# Gaggia IMS Screen



## mrmike1 (May 3, 2014)

http://espressoservices.co.uk/ims_gaggia_shower_screen.html

Can't wait to join the IMS club









Which one is better, wire or integrated?


----------



## JK009 (Apr 18, 2014)

If my memory serve me well, I think the IMS screen you are talking about is not competition version. It is not worth to upgrade

Some one will jump in soon for your question


----------



## Charliej (Feb 25, 2012)

Those look to be new models and to be competition series ones.


----------



## Flibster (Aug 15, 2010)

Iiiiiinteresting.

Top one of the two looks close to the competition screens for other machines. May have to stick a speculative order in and have a play.


----------



## mrmike1 (May 3, 2014)

One is 35um and the other is 200um. I would think the 35um model would be better but would clog more often. What do you guys think? Also, is the support disc perf needed?


----------



## Neill (Jun 26, 2013)

mrmike1 said:


> One is 35um and the other is 200um. I would think the 35um model would be better but would clog more often. What do you guys think? Also, is the support disc perf needed?

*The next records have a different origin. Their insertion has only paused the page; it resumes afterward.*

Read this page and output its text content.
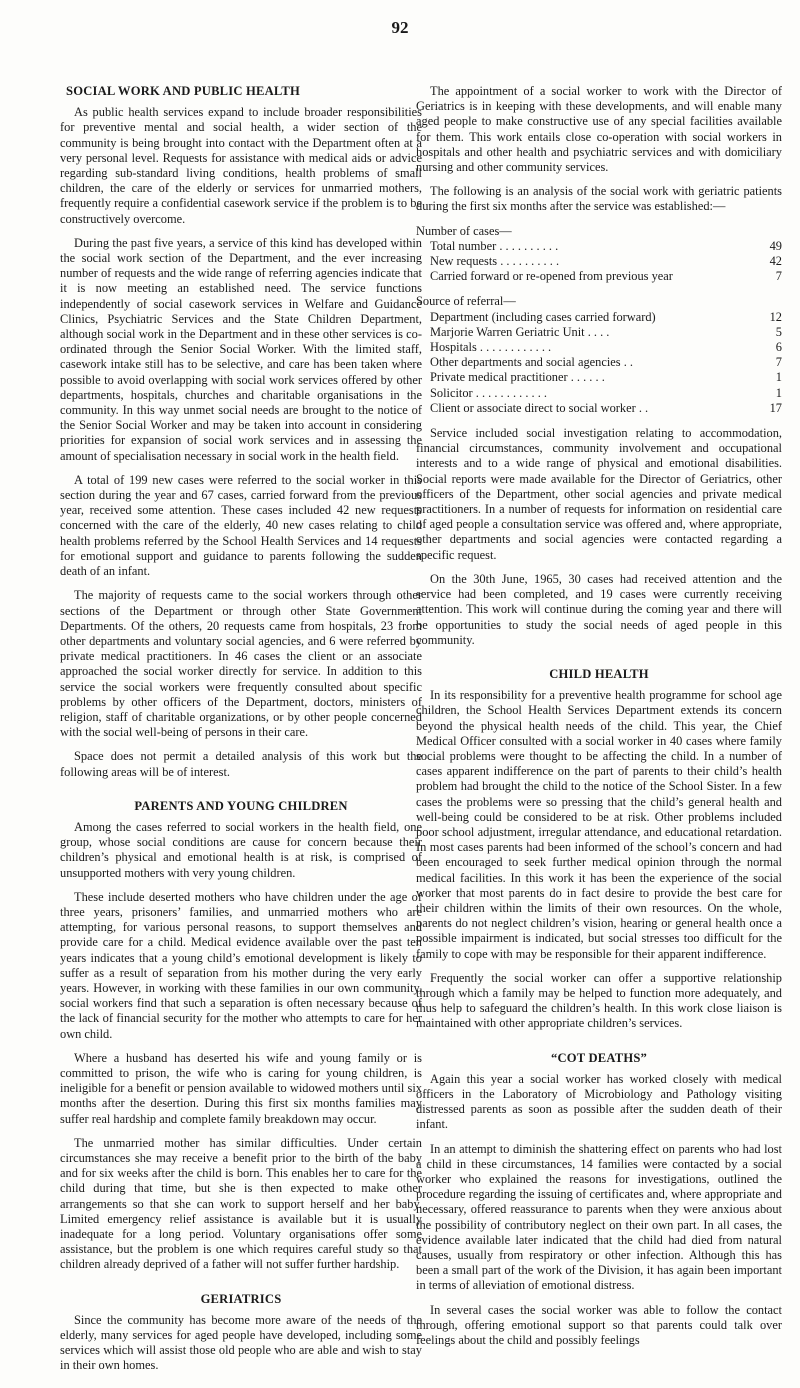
92
SOCIAL WORK AND PUBLIC HEALTH

As public health services expand to include broader responsibilities for preventive mental and social health, a wider section of the community is being brought into contact with the Department often at a very personal level. Requests for assistance with medical aids or advice regarding sub-standard living conditions, health problems of small children, the care of the elderly or services for unmarried mothers, frequently require a confidential casework service if the problem is to be constructively overcome.

During the past five years, a service of this kind has developed within the social work section of the Department, and the ever increasing number of requests and the wide range of referring agencies indicate that it is now meeting an established need. The service functions independently of social casework services in Welfare and Guidance Clinics, Psychiatric Services and the State Children Department, although social work in the Department and in these other services is co-ordinated through the Senior Social Worker. With the limited staff, casework intake still has to be selective, and care has been taken where possible to avoid overlapping with social work services offered by other departments, hospitals, churches and charitable organisations in the community. In this way unmet social needs are brought to the notice of the Senior Social Worker and may be taken into account in considering priorities for expansion of social work services and in assessing the amount of specialisation necessary in social work in the health field.

A total of 199 new cases were referred to the social worker in this section during the year and 67 cases, carried forward from the previous year, received some attention. These cases included 42 new requests concerned with the care of the elderly, 40 new cases relating to child health problems referred by the School Health Services and 14 requests for emotional support and guidance to parents following the sudden death of an infant.

The majority of requests came to the social workers through other sections of the Department or through other State Government Departments. Of the others, 20 requests came from hospitals, 23 from other departments and voluntary social agencies, and 6 were referred by private medical practitioners. In 46 cases the client or an associate approached the social worker directly for service. In addition to this service the social workers were frequently consulted about specific problems by other officers of the Department, doctors, ministers of religion, staff of charitable organizations, or by other people concerned with the social well-being of persons in their care.

Space does not permit a detailed analysis of this work but the following areas will be of interest.

PARENTS AND YOUNG CHILDREN

Among the cases referred to social workers in the health field, one group, whose social conditions are cause for concern because their children’s physical and emotional health is at risk, is comprised of unsupported mothers with very young children.

These include deserted mothers who have children under the age of three years, prisoners’ families, and unmarried mothers who are attempting, for various personal reasons, to support themselves and provide care for a child. Medical evidence available over the past ten years indicates that a young child’s emotional development is likely to suffer as a result of separation from his mother during the very early years. However, in working with these families in our own community, social workers find that such a separation is often necessary because of the lack of financial security for the mother who attempts to care for her own child.

Where a husband has deserted his wife and young family or is committed to prison, the wife who is caring for young children, is ineligible for a benefit or pension available to widowed mothers until six months after the desertion. During this first six months families may suffer real hardship and complete family breakdown may occur.

The unmarried mother has similar difficulties. Under certain circumstances she may receive a benefit prior to the birth of the baby and for six weeks after the child is born. This enables her to care for the child during that time, but she is then expected to make other arrangements so that she can work to support herself and her baby. Limited emergency relief assistance is available but it is usually inadequate for a long period. Voluntary organisations offer some assistance, but the problem is one which requires careful study so that children already deprived of a father will not suffer further hardship.

GERIATRICS

Since the community has become more aware of the needs of the elderly, many services for aged people have developed, including some services which will assist those old people who are able and wish to stay in their own homes.

The appointment of a social worker to work with the Director of Geriatrics is in keeping with these developments, and will enable many aged people to make constructive use of any special facilities available for them. This work entails close co-operation with social workers in hospitals and other health and psychiatric services and with domiciliary nursing and other community services.

The following is an analysis of the social work with geriatric patients during the first six months after the service was established:—

Number of cases—

Total number . . . . . . . . . .	49
New requests . . . . . . . . . .	42
Carried forward or re-opened from previous year	7

Source of referral—

Department (including cases carried forward)	12
Marjorie Warren Geriatric Unit . . . .	5
Hospitals . . . . . . . . . . . .	6
Other departments and social agencies . .	7
Private medical practitioner . . . . . .	1
Solicitor . . . . . . . . . . . .	1
Client or associate direct to social worker . .	17

Service included social investigation relating to accommodation, financial circumstances, community involvement and occupational interests and to a wide range of physical and emotional disabilities. Social reports were made available for the Director of Geriatrics, other officers of the Department, other social agencies and private medical practitioners. In a number of requests for information on residential care of aged people a consultation service was offered and, where appropriate, other departments and social agencies were contacted regarding a specific request.

On the 30th June, 1965, 30 cases had received attention and the service had been completed, and 19 cases were currently receiving attention. This work will continue during the coming year and there will be opportunities to study the social needs of aged people in this community.

CHILD HEALTH

In its responsibility for a preventive health programme for school age children, the School Health Services Department extends its concern beyond the physical health needs of the child. This year, the Chief Medical Officer consulted with a social worker in 40 cases where family social problems were thought to be affecting the child. In a number of cases apparent indifference on the part of parents to their child’s health problem had brought the child to the notice of the School Sister. In a few cases the problems were so pressing that the child’s general health and well-being could be considered to be at risk. Other problems included poor school adjustment, irregular attendance, and educational retardation. In most cases parents had been informed of the school’s concern and had been encouraged to seek further medical opinion through the normal medical facilities. In this work it has been the experience of the social worker that most parents do in fact desire to provide the best care for their children within the limits of their own resources. On the whole, parents do not neglect children’s vision, hearing or general health once a possible impairment is indicated, but social stresses too difficult for the family to cope with may be responsible for their apparent indifference.

Frequently the social worker can offer a supportive relationship through which a family may be helped to function more adequately, and thus help to safeguard the children’s health. In this work close liaison is maintained with other appropriate children’s services.

“COT DEATHS”

Again this year a social worker has worked closely with medical officers in the Laboratory of Microbiology and Pathology visiting distressed parents as soon as possible after the sudden death of their infant.

In an attempt to diminish the shattering effect on parents who had lost a child in these circumstances, 14 families were contacted by a social worker who explained the reasons for investigations, outlined the procedure regarding the issuing of certificates and, where appropriate and necessary, offered reassurance to parents when they were anxious about the possibility of contributory neglect on their own part. In all cases, the evidence available later indicated that the child had died from natural causes, usually from respiratory or other infection. Although this has been a small part of the work of the Division, it has again been important in terms of alleviation of emotional distress.

In several cases the social worker was able to follow the contact through, offering emotional support so that parents could talk over feelings about the child and possibly feelings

Is the support disc not part of it, just shown separately as a demonstration?


----------



## Bolta (May 11, 2014)

Just received my integrated shower screen (CI200IM) this week. I'm not sure what the manufacturers means by 200 micron, but upon inspection through a 20x calibrated microscope the hole size is closer to 300 micron.


----------



## mrmike1 (May 3, 2014)

I think you are right.

Any verdict on the 35 vs 200 um hole size?


----------



## JK009 (Apr 18, 2014)

Does any body try that ims screen and ims basket combo? Any improvement in taste?

please post your experience


----------



## Xpenno (Nov 12, 2012)

mrmike1 said:


> I think you are right.
> 
> Any verdict on the 35 vs 200 um hole size?


Not used on the Gaggia version specifically but the E61 35u version clogs up really quickly. I didn't even notice until I took it off for a deep clean. When I put in under the tap no water ran through it at all! It did whilst under pressure of the machine. Water back flushing does seem to help you need to do a weekly/bi weekly full chemical clean to ensure flow is maintained. On the upside very little crap gets back into the group. The 200u works really well but lets more crap back into the group. Depends how often you want to clean I guess.


----------



## mrmike1 (May 3, 2014)

Sounds like 200um is the way to go in that case. I'm still sitting on the fence though.


----------